The infrastructure layer (hardening the container environment) reduces blast radius if the application is compromised. Non-root execution, capability restrictions, seccomp profiles, read-only filesystems: these are baseline requirements. If you’re not running them, start there.
But infrastructure controls leave the application itself exposed. seccomp doesn’t see inside a SQL query. AppArmor doesn’t understand HTTP payloads. Container isolation doesn’t prevent an injection attack from being processed. The attacks that actually cause data breaches are application-level attacks, and they require application-level defenses.
In my experience, the teams that get this right don’t treat these layers as competing priorities. Infrastructure controls limit what a compromised application can do. Runtime application protection prevents the application from being compromised in the first place. Both are necessary.
If you want to add the application layer to your containerized workloads without modifying your Dockerfile or Kubernetes manifests, ByteHide Monitor integrates at the code level and works in any container environment. It covers SQL injection, command injection, path traversal, SSRF, XSS, NoSQL injection, and LLM prompt injection with sub-1ms overhead per request.

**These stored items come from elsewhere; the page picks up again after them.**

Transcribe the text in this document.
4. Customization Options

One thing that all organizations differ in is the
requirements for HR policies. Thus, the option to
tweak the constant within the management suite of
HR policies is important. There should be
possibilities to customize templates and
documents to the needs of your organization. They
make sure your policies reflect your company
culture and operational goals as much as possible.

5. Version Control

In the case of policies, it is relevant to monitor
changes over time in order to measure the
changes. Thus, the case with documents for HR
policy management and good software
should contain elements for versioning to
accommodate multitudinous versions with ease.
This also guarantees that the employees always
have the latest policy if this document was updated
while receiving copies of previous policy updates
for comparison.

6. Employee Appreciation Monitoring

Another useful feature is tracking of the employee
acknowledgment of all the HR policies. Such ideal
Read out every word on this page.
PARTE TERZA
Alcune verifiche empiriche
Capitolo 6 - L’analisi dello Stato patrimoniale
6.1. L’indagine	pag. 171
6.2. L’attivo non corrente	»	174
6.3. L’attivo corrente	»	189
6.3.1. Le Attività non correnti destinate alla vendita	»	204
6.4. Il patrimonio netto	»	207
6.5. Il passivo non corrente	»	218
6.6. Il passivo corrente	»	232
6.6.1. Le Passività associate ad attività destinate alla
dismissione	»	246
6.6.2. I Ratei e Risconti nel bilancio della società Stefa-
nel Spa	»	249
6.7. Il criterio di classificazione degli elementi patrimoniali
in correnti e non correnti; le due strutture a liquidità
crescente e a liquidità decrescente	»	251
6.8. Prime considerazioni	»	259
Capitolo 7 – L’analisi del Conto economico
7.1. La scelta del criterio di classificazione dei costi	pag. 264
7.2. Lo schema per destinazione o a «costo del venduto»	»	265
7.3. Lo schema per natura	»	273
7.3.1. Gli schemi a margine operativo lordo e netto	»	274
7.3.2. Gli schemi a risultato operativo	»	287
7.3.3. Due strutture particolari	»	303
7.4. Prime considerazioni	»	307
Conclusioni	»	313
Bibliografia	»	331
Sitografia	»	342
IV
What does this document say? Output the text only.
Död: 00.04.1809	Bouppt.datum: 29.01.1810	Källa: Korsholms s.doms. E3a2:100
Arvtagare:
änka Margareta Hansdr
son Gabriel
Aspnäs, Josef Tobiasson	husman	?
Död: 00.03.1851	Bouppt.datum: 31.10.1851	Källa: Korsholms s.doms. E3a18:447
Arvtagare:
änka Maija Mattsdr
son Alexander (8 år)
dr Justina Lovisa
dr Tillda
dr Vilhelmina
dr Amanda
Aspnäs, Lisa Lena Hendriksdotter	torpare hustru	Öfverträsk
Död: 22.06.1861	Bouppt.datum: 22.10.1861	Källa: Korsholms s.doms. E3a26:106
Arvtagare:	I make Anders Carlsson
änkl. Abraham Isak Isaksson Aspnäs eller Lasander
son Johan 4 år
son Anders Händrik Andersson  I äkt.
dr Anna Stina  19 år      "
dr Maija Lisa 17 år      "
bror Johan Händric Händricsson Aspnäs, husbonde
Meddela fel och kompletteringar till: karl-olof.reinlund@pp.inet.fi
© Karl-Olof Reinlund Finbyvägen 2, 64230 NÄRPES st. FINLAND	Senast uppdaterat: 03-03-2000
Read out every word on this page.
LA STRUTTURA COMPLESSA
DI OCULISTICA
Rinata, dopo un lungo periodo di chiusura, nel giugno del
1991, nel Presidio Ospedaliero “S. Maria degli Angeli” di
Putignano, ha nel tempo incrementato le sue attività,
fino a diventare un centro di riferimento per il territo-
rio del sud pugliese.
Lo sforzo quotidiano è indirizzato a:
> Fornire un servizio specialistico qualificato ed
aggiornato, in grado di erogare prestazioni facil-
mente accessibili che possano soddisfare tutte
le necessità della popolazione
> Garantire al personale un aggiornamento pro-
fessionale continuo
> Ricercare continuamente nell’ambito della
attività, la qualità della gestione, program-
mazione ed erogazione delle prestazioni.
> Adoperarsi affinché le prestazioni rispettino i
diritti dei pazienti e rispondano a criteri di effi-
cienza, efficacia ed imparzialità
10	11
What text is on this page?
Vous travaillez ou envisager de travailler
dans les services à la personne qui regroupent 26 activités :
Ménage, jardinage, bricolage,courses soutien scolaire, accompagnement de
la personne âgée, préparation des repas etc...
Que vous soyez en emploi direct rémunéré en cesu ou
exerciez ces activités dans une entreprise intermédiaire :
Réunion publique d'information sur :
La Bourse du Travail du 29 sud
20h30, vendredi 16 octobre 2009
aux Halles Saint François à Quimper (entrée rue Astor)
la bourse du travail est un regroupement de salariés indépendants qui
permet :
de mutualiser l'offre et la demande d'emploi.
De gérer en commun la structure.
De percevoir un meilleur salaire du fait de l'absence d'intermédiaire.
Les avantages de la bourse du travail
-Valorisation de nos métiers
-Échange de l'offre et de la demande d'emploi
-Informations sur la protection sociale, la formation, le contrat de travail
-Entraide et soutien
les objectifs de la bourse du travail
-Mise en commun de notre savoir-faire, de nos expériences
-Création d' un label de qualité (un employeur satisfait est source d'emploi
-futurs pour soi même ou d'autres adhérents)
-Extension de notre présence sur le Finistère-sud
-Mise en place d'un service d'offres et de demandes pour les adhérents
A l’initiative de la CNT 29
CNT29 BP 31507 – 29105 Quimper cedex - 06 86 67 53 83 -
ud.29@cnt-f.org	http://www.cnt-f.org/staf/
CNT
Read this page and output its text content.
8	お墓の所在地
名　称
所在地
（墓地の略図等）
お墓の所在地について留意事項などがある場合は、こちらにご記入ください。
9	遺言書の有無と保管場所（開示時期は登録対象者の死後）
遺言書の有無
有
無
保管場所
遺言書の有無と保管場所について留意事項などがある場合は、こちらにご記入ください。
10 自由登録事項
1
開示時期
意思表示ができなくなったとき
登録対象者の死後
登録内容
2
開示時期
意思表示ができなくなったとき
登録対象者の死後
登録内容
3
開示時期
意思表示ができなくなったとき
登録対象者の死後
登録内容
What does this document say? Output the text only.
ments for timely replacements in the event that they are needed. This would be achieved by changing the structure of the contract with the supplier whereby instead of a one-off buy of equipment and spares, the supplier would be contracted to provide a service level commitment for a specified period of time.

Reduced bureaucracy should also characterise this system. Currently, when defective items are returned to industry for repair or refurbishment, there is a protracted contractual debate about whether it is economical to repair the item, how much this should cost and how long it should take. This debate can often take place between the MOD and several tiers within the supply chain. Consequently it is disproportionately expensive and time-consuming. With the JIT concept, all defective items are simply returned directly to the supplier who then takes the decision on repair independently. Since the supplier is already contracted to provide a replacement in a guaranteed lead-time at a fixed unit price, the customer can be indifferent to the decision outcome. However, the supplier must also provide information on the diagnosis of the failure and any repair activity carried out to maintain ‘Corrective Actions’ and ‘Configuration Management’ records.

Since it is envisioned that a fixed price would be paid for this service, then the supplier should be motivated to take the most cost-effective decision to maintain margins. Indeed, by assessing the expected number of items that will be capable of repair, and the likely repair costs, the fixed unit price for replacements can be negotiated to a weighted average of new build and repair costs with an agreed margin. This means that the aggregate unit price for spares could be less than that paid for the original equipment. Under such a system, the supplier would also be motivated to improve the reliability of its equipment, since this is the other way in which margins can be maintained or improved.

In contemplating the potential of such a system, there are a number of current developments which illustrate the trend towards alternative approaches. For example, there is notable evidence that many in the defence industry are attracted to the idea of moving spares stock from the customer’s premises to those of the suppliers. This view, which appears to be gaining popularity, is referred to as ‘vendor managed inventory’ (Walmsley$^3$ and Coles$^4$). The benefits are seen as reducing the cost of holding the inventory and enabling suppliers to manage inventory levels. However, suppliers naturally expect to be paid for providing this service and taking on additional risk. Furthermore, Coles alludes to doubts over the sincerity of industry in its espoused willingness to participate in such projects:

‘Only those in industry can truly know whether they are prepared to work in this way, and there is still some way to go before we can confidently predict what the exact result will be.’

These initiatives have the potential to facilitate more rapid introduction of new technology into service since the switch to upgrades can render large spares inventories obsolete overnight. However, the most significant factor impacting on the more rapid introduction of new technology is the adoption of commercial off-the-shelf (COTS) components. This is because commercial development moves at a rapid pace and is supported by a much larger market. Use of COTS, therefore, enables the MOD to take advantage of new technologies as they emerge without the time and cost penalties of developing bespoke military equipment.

Frequently Asked Questions
What is container runtime security?
Container runtime security is the protection of containers and the applications running inside them during active execution in production. It encompasses two layers: infrastructure-level controls that protect the container boundary (seccomp, namespaces, capability restrictions) and application-level controls that protect the application code from attacks like SQL injection, command injection, and path traversal. Both layers are required for complete coverage.
Does Docker provide runtime security by default?
Docker provides basic runtime isolation via Linux namespaces and cgroups, and enables a default seccomp profile that restricts approximately 44 dangerous syscalls. This covers infrastructure-level isolation. Docker does not provide application-level security: it cannot prevent SQL injection, command injection, or other attacks that operate within the legitimate execution path of the application.
What is the difference between Falco and RASP for containers?
Falco monitors container behavior at the OS/kernel level via eBPF: detecting unexpected process execution, unusual file access, and suspicious network connections. It targets infrastructure-level anomalies. RASP (Runtime Application Self-Protection) operates inside the application code, intercepting attacks at the exact point they would impact application logic, before a malicious SQL statement executes or a shell command runs. They address different layers and are complementary.
How do I add runtime application protection to a Dockerized .NET application?
Install the ByteHide Monitor NuGet package, add AddBytehideMonitor() to your service registration with your project ID sourced from an environment variable, and add UseMonitorMiddleware() to the request pipeline. Pass the project ID via Docker environment variable or Kubernetes Secret. No changes to your Dockerfile or container configuration are required.
Does runtime application security work in Kubernetes?
Yes. Application-level runtime security integrates into the application code, not the infrastructure layer. It works identically in bare-metal, Docker, and Kubernetes deployments. Configuration is passed via environment variables, which maps cleanly to Kubernetes Secrets. Coverage is consistent regardless of replica count or cluster configuration.